August 2, 2012, by Maggie

CSR Futures: the practitioner perspective

One of the highlights of CSR Futures was the practitioner panel, who were asked to consider the future of CSR and Sustainability, the following summarises the key points:

Gerry Boyle, Head of Business Relations, Oxfam

  • Emphasised the importance of ensuring that corporate sustainability agendas embrace social as well as environmental impacts.
  • That there remains a need to tackle extant issues such as living wages, decent living standards, gender bias and fair pricing.
  • Questioned whether,  as power shifts to BRIC economies, these emerging economies and the businesses based in these regions have the capacity and the regulatory/third sector drivers to effectively manage their responsibilities in the area of CSR and sustainability.
  • Outlined the need for businesses and regulators to consider their roles in managing and constraining the consumers’ demand for scarce resources.

Vicky Bullivant, Global Head of Sustainability, Rolls-Royce Plc

  • Outlined the importance of a multi-stakeholder approach within businesses and within government – using the example of fuel poverty.
  • Underlined the importance of the sustainability as a core strategy within the business rather than an add-on – using the example of Rolls Royce
  • Predicted that sustainability would surplant CSR as a more tangible issue based concept that would be more amenable to regulation (when compared to CSR and the idea of responsible behaviour).

Justin Keeble, Partner & Leader of their Sustainable Services UK, Accenture

  • Emphasised the urgency of this agenda in the light of population growth resource scarcity.
  • Articulated the impatience of business leaders in the face of corporate inertia and the need to replace the emphasis on monitoring and reporting with delivering progress.
  • Predicted a move to sustainability as a mainstream issue with businesses using core capabilities to tackle the agenda, with sustainability KPIs being used to engage middle managers in addressing sustainability in every day decision making, and an emphasis on delivery and execution.
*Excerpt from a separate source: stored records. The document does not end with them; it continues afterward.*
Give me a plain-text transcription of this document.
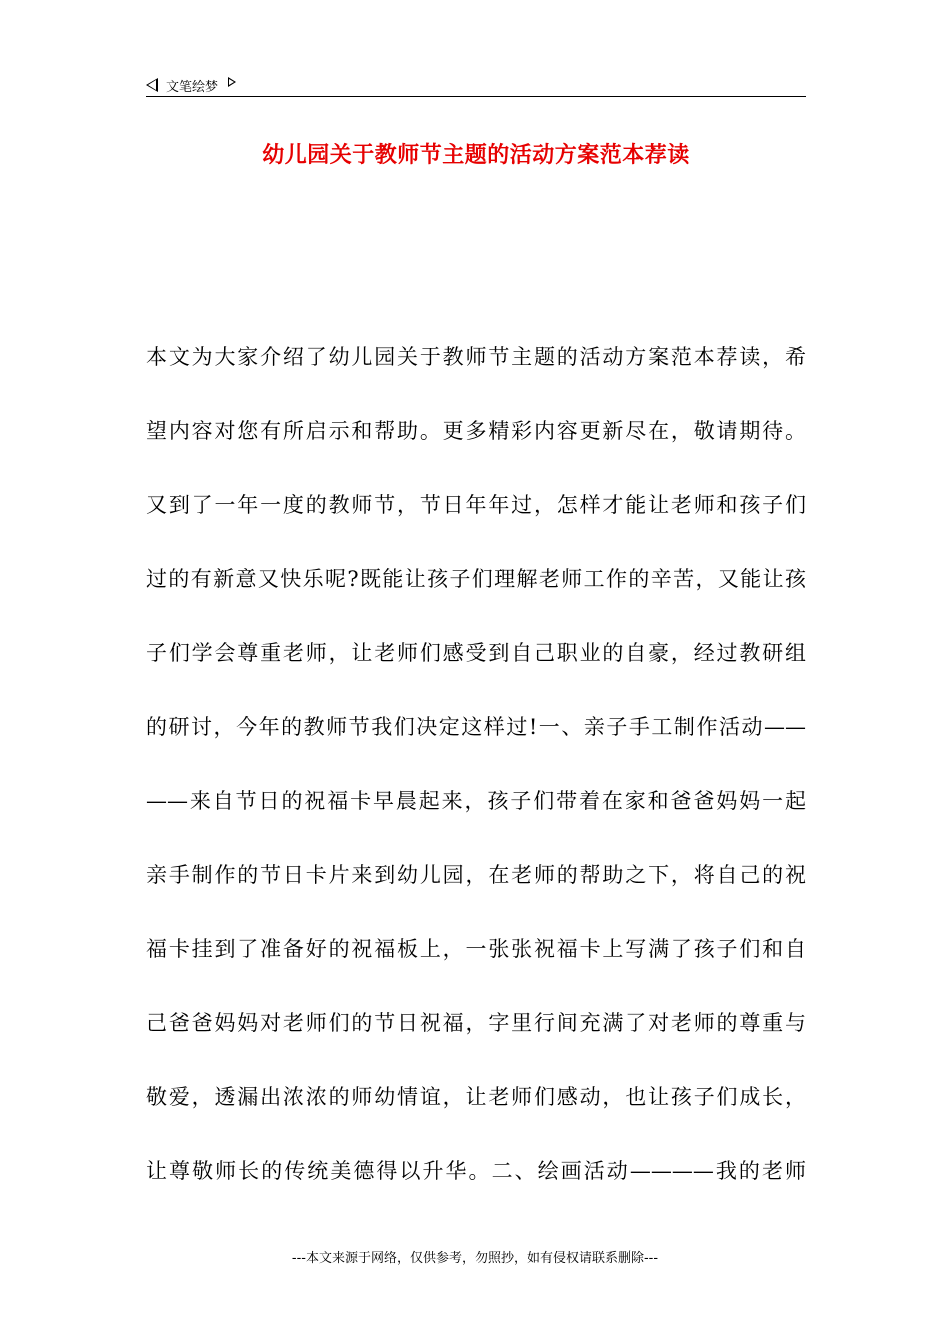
文笔绘梦
幼儿园关于教师节主题的活动方案范本荐读
本文为大家介绍了幼儿园关于教师节主题的活动方案范本荐读，希
望内容对您有所启示和帮助。更多精彩内容更新尽在，敬请期待。
又到了一年一度的教师节，节日年年过，怎样才能让老师和孩子们
过的有新意又快乐呢?既能让孩子们理解老师工作的辛苦，又能让孩
子们学会尊重老师，让老师们感受到自己职业的自豪，经过教研组
的研讨，今年的教师节我们决定这样过!一、亲子手工制作活动——
——来自节日的祝福卡早晨起来，孩子们带着在家和爸爸妈妈一起
亲手制作的节日卡片来到幼儿园，在老师的帮助之下，将自己的祝
福卡挂到了准备好的祝福板上，一张张祝福卡上写满了孩子们和自
己爸爸妈妈对老师们的节日祝福，字里行间充满了对老师的尊重与
敬爱，透漏出浓浓的师幼情谊，让老师们感动，也让孩子们成长，
让尊敬师长的传统美德得以升华。二、绘画活动————我的老师
---本文来源于网络，仅供参考，勿照抄，如有侵权请联系删除---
David Logan, co-Founder & Joint Chair, Corporate Citizenship

  • Outlined how in his view corporations are citizens as are individuals, and with citizenship comes responsibility.
  • Emphasised how the values of a company are critical in guiding decision making, particularly in countries where governments are weak and in providing international systems of governance in the absence of alternatives.
  • Predicted that in developing economies the key issue would be poverty alleviation, rather than sustainability, and that the ambition should not be to reduce consumption, but to enable the emerging middle classes to consume in a sustainable way.

Will Oulton, European Head of Responsible Investment, Mercer

  • Outlined the series of disconnections that characterise the financial sector:
    • Companies investing their pension funds in a way that contradict their position on ESG.
    • Pension funds being managed in the interests of the agents rather than the beneficiary (leading to rent extraction).
    • The short term nature of financial systems and quarterly reporting cycles versus the long term nature of pension fund investment (10-60 years in some cases) or business planning and investment cycles.
  • Highlighted the series of corporate failures and regulatory code developments that have characterised recent years, and emphasised that it is a change in behaviour rather than new regulation, that will have the greatest impact on the financial sector.

Thomas Thomas, Executive Director, Singapore Compact for CSR

  • Provided the ASEAN perspective firstly outlining the challenge of implementing CSR in a region that is as diverse in terms of size, economic strength and democratic development.
  • Provided examples of how CSR is being adopted by specific countries such as Laos where it is seen as a way to attempt to reduce the impact of its rapid development on health and happiness.
  • Anticipated a significant increase in reporting activity in the region since the SGX produced guidelines around sustainability reporting.
  • Outlined that for CSR to thrive in the region the institutions of civil society would need to strengthen and the challenge of corruption would need to be addressed, and he anticipated a key actor in this would be the media.

Presentations were followed by a wide ranging discussion, hopefully the subject of a future blog posting.

By Maggie Royston, Business Development & Centre Manager of the ICCSR, Nottingham University Business School.